Obviously, I am not speaking for all runners out there, but statistics show that most of us who run, or even do any sport outside, appreciate the great outdoors enough to know that it is important that we do our part in keeping our environment clean. In general, most of us have, at some point, bought a free-trade organic-certified something or other from Whole Foods, tossed an aluminum can in a recycling bin, chosen a non-woven/cloth bag over a plastic one, or made an effort to use a refillable water bottle over a plastic one.
But when it comes to races and large events, do we maintain that same mentality?
The other day I was listening to a podcast about the efforts the Hartford Marathon has made in order to make their event more eco-friendly. I was really impressed with some of the things that they were doing. I also had no idea how many ways there were to cut back or adapt things to lessen the impact on our environment.
• Paperless registration (no printed forms whatsoever)
• Maximize online marketing for the event and minimize printed materials; use word-of-mouth “grass roots” marketing
• Enlist sponsors that support sustainability initiatives and green practices
• Encourage carpooling to the event
• Offer incentives like special port-a-potties and massage tables for those who bike to the race/event
• Choose a race site that is easily accessible for public/mass transportation
• Select hotels that are eco-friendly for out-of-town participants
• Print bibs on “seed paper”; this paper actually contains seeds and the whole bib can be planted after the event
• Use recyclable Tyvek bibs; Tyvek can be recycled to make things like park benches, playground equipment, etc.
• Use canvas or non-woven reusable bags instead of plastic bags for packet materials
• Have recycling bins everywhere
• Enlisting volunteers to help sort trash to divert as much as possible from our landfills
• Use as much solar-powered electricity as possible
• Use CFL lighting technology instead of fluorescent or incandescent lighting
• Select a port-a-potty company that uses earth-friendly, non-toxic chemicals
• Use buses that run on bio-diesel fuels to transport runners to the start line
ON THE ROUTE
• Use compostable paper cups
• Have trash bins readily accessible for energy gel packets and other trash
• Use electric scooters to lead runners instead of traditional motorcycles
AT THE FINISH LINE/POST-EVENT
• Hand out water bottles made with plant-based plastics or low-plastic designs
• Use finishers’ medals made with recycled metal
• Encourage participants and spectators to bring refillable water bottles
• Donate leftover shirts to a homeless shelter
• Collect discarded shirts, hats, gloves, etc. from race participants and donate to a homeless shelter
• Collect shoes for shoe recycling programs such as Soles 4 Souls or Nike ReUse a Shoe
• Use plates and eating utensils made from plant-based plastics; use napkins made from recycled paper
Did you know that there is even a group that officially certifies an event as “green?” The group is called The Council for Responsible Sport.

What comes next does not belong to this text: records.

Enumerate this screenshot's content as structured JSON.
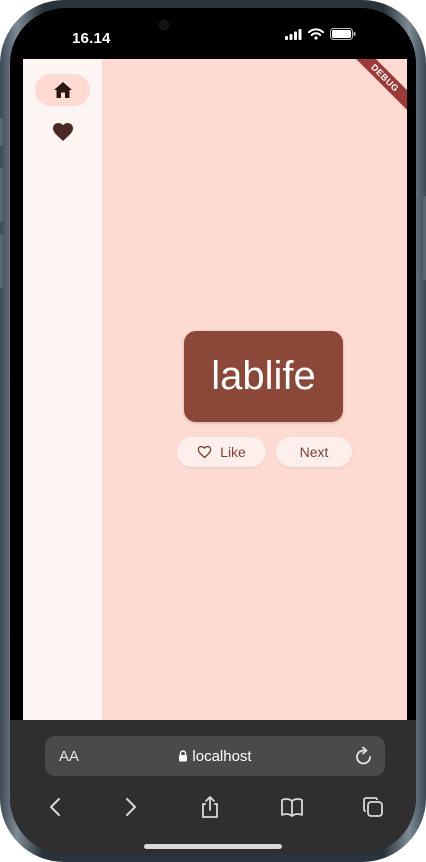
{
  "status_bar": {
    "time": "16.14"
  },
  "app": {
    "debug_label": "DEBUG",
    "rail": {
      "items": [
        {
          "name": "home",
          "icon": "home-icon",
          "selected": true
        },
        {
          "name": "favorites",
          "icon": "heart-icon",
          "selected": false
        }
      ]
    },
    "word": "lablife",
    "like_label": "Like",
    "next_label": "Next"
  },
  "browser": {
    "aa_label": "AA",
    "url": "localhost",
    "toolbar": [
      "back-icon",
      "forward-icon",
      "share-icon",
      "bookmarks-icon",
      "tabs-icon"
    ]
  },
  "colors": {
    "background": "#fddbd2",
    "rail": "#fcf5f2",
    "card": "#8b4838",
    "button": "#fcefec",
    "button_text": "#7a4536"
  }
}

After looking over their website, I have realized there is A LOT that goes into making an event green and a stamp of approval from them shows that an event really has gone the extra mile to become eco-friendly.
One of the most important thing that I think races can do to encourage the “go green” movement is to EDUCATE participants and spectators. Tell people how to help. A lot of people really do want to help make a difference and do what they can, but they just don’t know how. Race organizers can engage people to feel like every little bit helps and to carry over this earth-friendly mindset into their own homes after the race.
Have you ever been to a race that was advertised as “earth friendly” or “green”? What did they do to show you they were making an effort? What are some other ways you have thought of or noticed that race organizers could be “greener?”